1. Determination on the Plaintiff’s cause of claim (1) around April 12, 2008: (a) Defendant C entered into a lease agreement with Defendant B on real estate listed in the separate sheet (hereinafter “instant real estate”) with regard to KRW 78 million; and (b) from April 29, 2008 to April 28, 2010; and (c) occupied and used the instant real estate after paying the deposit to Defendant B around that time; (b) the said lease agreement between the Defendants was renewed once, and terminated on April 28, 2012; (c) Defendant C transferred the said deposit to the Plaintiff on May 7, 2012; and (d) the transfer of the claim was notified to Defendant B; or (e) there is no dispute between the parties; or (e) the purport of the lease agreement between the Plaintiff and the Plaintiff can be acknowledged to have been delivered, barring any special reason to the contrary, as a whole, the said real estate is to be delivered to the Plaintiff.

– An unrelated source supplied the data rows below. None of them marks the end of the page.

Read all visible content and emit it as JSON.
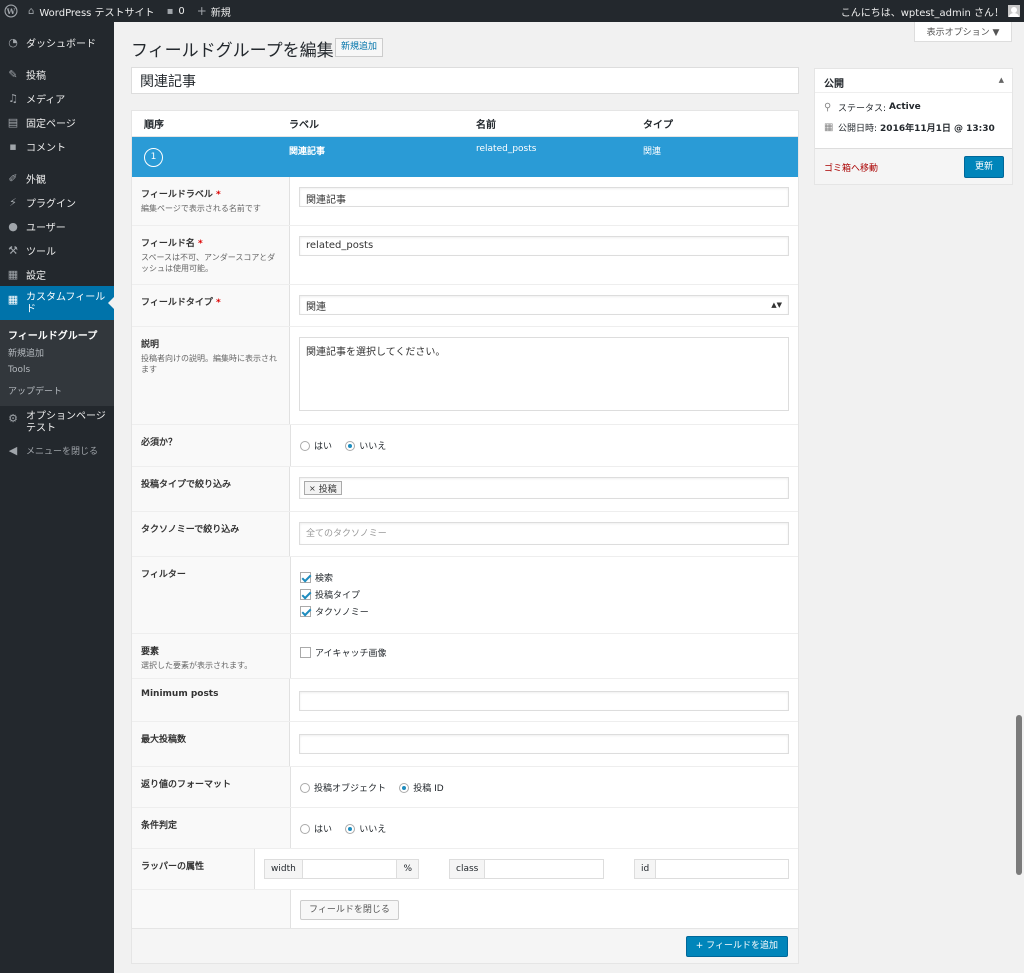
{
  "adminbar": {
    "site_name": "WordPress テストサイト",
    "comments_count": "0",
    "new_label": "新規",
    "greeting": "こんにちは、wptest_admin さん！"
  },
  "sidebar": {
    "items": [
      {
        "label": "ダッシュボード",
        "icon": "dashboard-icon"
      },
      {
        "label": "投稿",
        "icon": "pin-icon"
      },
      {
        "label": "メディア",
        "icon": "media-icon"
      },
      {
        "label": "固定ページ",
        "icon": "page-icon"
      },
      {
        "label": "コメント",
        "icon": "comment-icon"
      },
      {
        "label": "外観",
        "icon": "brush-icon"
      },
      {
        "label": "プラグイン",
        "icon": "plugin-icon"
      },
      {
        "label": "ユーザー",
        "icon": "user-icon"
      },
      {
        "label": "ツール",
        "icon": "wrench-icon"
      },
      {
        "label": "設定",
        "icon": "settings-icon"
      },
      {
        "label": "カスタムフィールド",
        "icon": "grid-icon"
      }
    ],
    "submenu": [
      "フィールドグループ",
      "新規追加",
      "Tools",
      "アップデート"
    ],
    "options_page": "オプションページテスト",
    "collapse": "メニューを閉じる"
  },
  "header": {
    "title": "フィールドグループを編集",
    "add_new": "新規追加",
    "screen_options": "表示オプション ▼"
  },
  "group_title": "関連記事",
  "field_table": {
    "columns": [
      "順序",
      "ラベル",
      "名前",
      "タイプ"
    ],
    "field": {
      "order": "1",
      "label": "関連記事",
      "name": "related_posts",
      "type": "関連"
    }
  },
  "settings": {
    "label": {
      "title": "フィールドラベル",
      "desc": "編集ページで表示される名前です",
      "value": "関連記事"
    },
    "name": {
      "title": "フィールド名",
      "desc": "スペースは不可、アンダースコアとダッシュは使用可能。",
      "value": "related_posts"
    },
    "type": {
      "title": "フィールドタイプ",
      "value": "関連"
    },
    "instructions": {
      "title": "説明",
      "desc": "投稿者向けの説明。編集時に表示されます",
      "value": "関連記事を選択してください。"
    },
    "required": {
      "title": "必須か？",
      "options": [
        "はい",
        "いいえ"
      ],
      "selected": "いいえ"
    },
    "post_type": {
      "title": "投稿タイプで絞り込み",
      "tag": "投稿"
    },
    "taxonomy": {
      "title": "タクソノミーで絞り込み",
      "placeholder": "全てのタクソノミー"
    },
    "filters": {
      "title": "フィルター",
      "options": [
        "検索",
        "投稿タイプ",
        "タクソノミー"
      ]
    },
    "elements": {
      "title": "要素",
      "desc": "選択した要素が表示されます。",
      "option": "アイキャッチ画像"
    },
    "min_posts": {
      "title": "Minimum posts"
    },
    "max_posts": {
      "title": "最大投稿数"
    },
    "return_format": {
      "title": "返り値のフォーマット",
      "options": [
        "投稿オブジェクト",
        "投稿 ID"
      ],
      "selected": "投稿 ID"
    },
    "conditional": {
      "title": "条件判定",
      "options": [
        "はい",
        "いいえ"
      ],
      "selected": "いいえ"
    },
    "wrapper": {
      "title": "ラッパーの属性",
      "width_label": "width",
      "width_suffix": "%",
      "class_label": "class",
      "id_label": "id"
    },
    "close_button": "フィールドを閉じる"
  },
  "add_field_button": "+ フィールドを追加",
  "publish": {
    "title": "公開",
    "status_label": "ステータス:",
    "status_value": "Active",
    "date_label": "公開日時:",
    "date_value": "2016年11月1日 @ 13:30",
    "trash": "ゴミ箱へ移動",
    "update": "更新"
  },
  "colors": {
    "accent": "#0073aa",
    "field_strip": "#2a9bd6",
    "sidebar": "#23282d"
  }
}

2. As to the determination of Defendant C’s assertion, Defendant C did not have any obligation or obligation with the Plaintiff. However, Defendant C asserts that in order to avoid seizure and collection of claims by other creditors, a claim to return a security deposit for convenience was transferred to the Plaintiff or a claim to return a security deposit was transferred to the Plaintiff. Thus, Defendant C’s agreement to acquire a security deposit on May 7, 2012 between the Plaintiff and Defendant C should be invalid or revoked.

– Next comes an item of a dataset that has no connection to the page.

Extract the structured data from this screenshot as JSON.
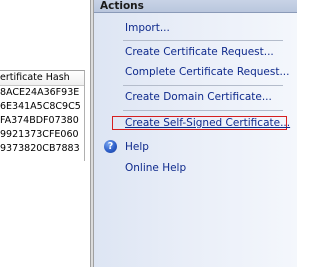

The following facts can be found in full view of the statements in Gap evidence Nos. 8, 12, 16, and 17: (i) the plaintiff remitted to the defendant C via Doin D or E KRW 23,057,00 on March 30, 201, and September 2, 201, respectively; and (ii) the defendant C jointly issued two promissory notes with F on September 30, 201 and May 7, 201 with the plaintiff, respectively.